聞聲,鮮虞敏當即調轉了馬頭,停下來蹙眉道:「娘娘何出此言,儲鉞怎麼會輸?你不知,他可是狼王養大的孩子,自幼臂力過人,十分悍猛……」
「可寧王殿下三歲習騎射,十歲上沙場,未滿十三便能百里穿楊,是大魏出名的好箭藝。」
衛姝瑤粲然一笑,繼續道:「本宮對騎射也略知一二,蒙眼射箭僅有蠻力遠遠不夠,不僅得聽聲辨位,還需心細如髮的敏銳。」
「本宮瞧儲統領血氣方剛,性子急躁,怕是難以贏過沉穩的寧王殿下。」
鮮虞敏歪了歪腦袋,思忖了好一會兒,越想越覺得她說得有道理。可再想儲鉞要輸給那個欺負她的男人,她就覺得氣不打一處來。

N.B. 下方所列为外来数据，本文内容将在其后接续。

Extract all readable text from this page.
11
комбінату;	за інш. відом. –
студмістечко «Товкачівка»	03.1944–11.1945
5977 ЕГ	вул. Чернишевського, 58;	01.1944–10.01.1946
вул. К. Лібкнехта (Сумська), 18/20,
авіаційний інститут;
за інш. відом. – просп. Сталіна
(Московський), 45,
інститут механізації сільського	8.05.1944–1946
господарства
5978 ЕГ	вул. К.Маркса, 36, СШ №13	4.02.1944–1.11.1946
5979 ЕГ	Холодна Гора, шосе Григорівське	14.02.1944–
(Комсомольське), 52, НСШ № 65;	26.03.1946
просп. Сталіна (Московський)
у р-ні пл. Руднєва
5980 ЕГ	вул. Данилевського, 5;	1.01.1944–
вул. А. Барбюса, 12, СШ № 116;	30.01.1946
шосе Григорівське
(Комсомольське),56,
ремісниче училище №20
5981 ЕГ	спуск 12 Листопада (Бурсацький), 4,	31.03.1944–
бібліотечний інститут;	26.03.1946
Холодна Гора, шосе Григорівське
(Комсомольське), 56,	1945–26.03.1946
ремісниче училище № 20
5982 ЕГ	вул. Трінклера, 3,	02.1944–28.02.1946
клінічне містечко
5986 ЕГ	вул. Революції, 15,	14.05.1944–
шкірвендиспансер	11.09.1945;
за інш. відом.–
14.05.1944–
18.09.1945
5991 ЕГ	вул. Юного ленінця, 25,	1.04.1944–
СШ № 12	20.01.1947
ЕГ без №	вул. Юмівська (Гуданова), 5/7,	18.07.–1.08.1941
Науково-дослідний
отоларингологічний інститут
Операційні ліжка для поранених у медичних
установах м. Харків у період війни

「誰說贏不了!儲鉞不會輸,只要我叫他贏,他定會贏給我看!」
鮮虞敏一時氣急,乾脆翻身下馬,直接朝著那邊備戰的儲鉞疾奔過去。
孰料她跑得太急,冷不丁撞上了儲鉞的後背,疼得她揉著腦袋直埋怨。
衛姝瑤和雲舒都看見了這一幕。
「娘娘,您瞧……」雲舒給衛姝瑤遞了個眼色。
衛姝瑤目視前方,沒有多言,只是靜靜望著那邊。
便見儲鉞愁眉苦臉地給鮮虞敏賠禮道歉,又慌慌張張地去找藥膏說要給她揉額頭,少不得又被鮮虞敏一頓好罵。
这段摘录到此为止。